Village Tameun, province de Kompong Speu - Le convoi s’immobilise à l’entrée du village sous les acclamations des habitants. Les passagers déchargent les six voitures de leur cargaison : 25 kilos de riz, 6 bouteilles de sauce de soja et quelques boîtes de nouilles. Cette livraison exceptionnelle est la réponse improvisée de la Licadho, du bureau des droits de l’Homme des Nations unies et de quelques autres ONG au cri d’alarme des habitants de ce village où sont récemment mortes cinq personnes. La semaine dernière, Radio Free Asia avait rapporté qu’elles étaient toutes décédées à cause de la famine qui frappe la région. Une affirmation démentie vendredi par le Premier ministre, selon qui ces personnes sont mortes de vieillesse, de maladie ou par suicide.

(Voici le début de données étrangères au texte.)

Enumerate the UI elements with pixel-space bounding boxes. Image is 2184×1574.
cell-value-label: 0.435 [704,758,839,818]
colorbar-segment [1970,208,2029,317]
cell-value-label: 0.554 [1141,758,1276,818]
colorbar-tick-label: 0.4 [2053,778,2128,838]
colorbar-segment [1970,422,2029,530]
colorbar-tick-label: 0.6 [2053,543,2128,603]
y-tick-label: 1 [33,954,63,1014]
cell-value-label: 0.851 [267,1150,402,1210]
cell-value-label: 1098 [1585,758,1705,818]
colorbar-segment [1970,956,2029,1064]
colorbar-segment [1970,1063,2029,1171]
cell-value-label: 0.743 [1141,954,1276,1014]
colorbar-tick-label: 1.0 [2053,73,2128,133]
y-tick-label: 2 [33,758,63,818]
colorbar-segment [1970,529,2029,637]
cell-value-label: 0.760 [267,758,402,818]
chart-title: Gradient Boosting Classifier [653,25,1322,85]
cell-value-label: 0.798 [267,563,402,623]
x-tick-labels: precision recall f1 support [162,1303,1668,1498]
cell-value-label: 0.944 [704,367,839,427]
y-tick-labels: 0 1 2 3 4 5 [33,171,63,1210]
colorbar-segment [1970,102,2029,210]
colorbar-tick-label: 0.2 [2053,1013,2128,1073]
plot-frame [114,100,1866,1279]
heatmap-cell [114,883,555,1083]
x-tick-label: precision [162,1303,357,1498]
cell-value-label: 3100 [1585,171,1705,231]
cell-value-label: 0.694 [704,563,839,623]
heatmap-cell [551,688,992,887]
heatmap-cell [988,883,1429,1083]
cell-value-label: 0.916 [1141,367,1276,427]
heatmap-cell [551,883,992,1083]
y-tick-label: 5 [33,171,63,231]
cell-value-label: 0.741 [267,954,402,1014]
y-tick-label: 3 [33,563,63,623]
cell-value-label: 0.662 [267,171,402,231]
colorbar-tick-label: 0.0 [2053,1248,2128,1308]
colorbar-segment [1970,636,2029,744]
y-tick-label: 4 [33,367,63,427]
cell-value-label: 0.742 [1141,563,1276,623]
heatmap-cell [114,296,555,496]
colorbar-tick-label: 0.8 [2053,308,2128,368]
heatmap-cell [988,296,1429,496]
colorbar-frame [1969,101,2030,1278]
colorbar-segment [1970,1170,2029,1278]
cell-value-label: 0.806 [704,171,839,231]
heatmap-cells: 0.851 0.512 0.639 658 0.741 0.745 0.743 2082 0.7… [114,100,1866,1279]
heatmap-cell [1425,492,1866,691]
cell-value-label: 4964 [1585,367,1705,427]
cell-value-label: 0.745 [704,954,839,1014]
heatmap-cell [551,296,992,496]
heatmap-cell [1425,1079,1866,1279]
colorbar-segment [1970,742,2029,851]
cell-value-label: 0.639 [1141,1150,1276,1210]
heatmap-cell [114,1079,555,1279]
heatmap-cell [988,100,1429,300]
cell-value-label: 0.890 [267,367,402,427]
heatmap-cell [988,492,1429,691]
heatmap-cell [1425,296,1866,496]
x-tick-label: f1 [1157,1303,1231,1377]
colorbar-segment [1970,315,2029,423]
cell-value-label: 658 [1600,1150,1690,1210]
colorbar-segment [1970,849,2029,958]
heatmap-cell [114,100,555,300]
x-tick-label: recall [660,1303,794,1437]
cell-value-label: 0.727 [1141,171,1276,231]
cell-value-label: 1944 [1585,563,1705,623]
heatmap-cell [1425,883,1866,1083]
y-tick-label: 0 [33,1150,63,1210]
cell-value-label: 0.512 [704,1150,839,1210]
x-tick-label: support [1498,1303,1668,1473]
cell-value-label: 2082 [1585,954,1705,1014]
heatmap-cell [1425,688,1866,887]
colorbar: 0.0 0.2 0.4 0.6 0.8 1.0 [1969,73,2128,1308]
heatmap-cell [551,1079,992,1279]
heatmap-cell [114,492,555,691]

En s’installant devant la cargaison de vivres fraîchement débarqués, Hut, veuve de 71 ans, ne peut s’empêcher de penser à son mari décédé un mois plus tôt. “Bien sûr qu’il était vieux, mais il n’est pas mort de vieillesse, assure-t-elle. Il est mort de faim. Il travaillait comme saisonnier dans les rizières et ne gagnait plus rien à cause de la sécheresse. On n’avait rien à manger. Il devenait de plus en plus faible et est tombé malade. Quelques jours après, il était mort”, se souvient-elle les larmes aux yeux. Sa voisine, elle, a perdu son fils dans de tragiques circonstances : le garçon, âgé de 13 ans, s’est pendu pendant qu’elle travaillait à la rizière. “Il était très affecté par notre situation et m’a souvent fait comprendre qu’il ne voulait pas vivre dans ce monde de famine. Je ne gagne que 2 000 riels (0,40 €) par jour, ce qui me permet à peine d’acheter un kilo de riz pour les six membres de ma famille. Rien de plus. Ce jour-là, mon fils est venu me trouver aux champs pour me dire qu’il avait faim. Je n’avais pas encore fini ma journée, et je lui ai dit que je n’avais pas de quoi acheter du riz. Un peu plus tard, un voisin est venu me trouver pour m’apprendre qu’il s’était pendu à la maison”.

Le chef du village, Phok Sun, est accablé par la misère de ses administrés. Cela fait trois ans que la sécheresse brûle les récoltes. Du jamais vu, selon lui. Sur les 118 familles du village, 38 souffriraient de famine chaque année. Il a déjà alerté ses supérieurs, sans résultat. Aussi la semaine dernière a-t-il décidé de témoigner à la radio. “J’ai osé évoquer le problème parce que je ne me résous pas à voir mes villageois mourir devant moi”, explique-t-il. Et c’est peu dire que l’intervention du Premier ministre vendredi n’a pas répondu à ses attentes : “Cela fait 15 ans que je suis le chef de ce village. C’est la première fois que des habitants meurent ainsi sans avoir mangé pendant plusieurs jours. Je vous jure qu’ils n’ont pas de quoi se nourrir. Ils sont malades et meurent les uns après les autres. Regardez-les bien : ils sont pâles et faibles”, déclare-t-il avant d’inviter les responsables du gouvernement à venir sur place s’ils ont encore des doutes. Sa requête est simple : “Aidez-nous à construire des canaux d’irrigation et des puits!” La sécheresse a en outre aggravé un autre mal dont souffrent les habitants du village au point de les obliger à vendre leurs maigres récoltes : l’endettement.

Entouré de femmes pâles et visiblement affaiblies, Theara, médecin de la Licadho, se dit très préoccupé par la santé de la plupart des villageois. “Ils souffrent de malnutrition. Leurs anticorps ne les protègent plus contre certains virus et ils tombent malades”, s’alarme-t-il.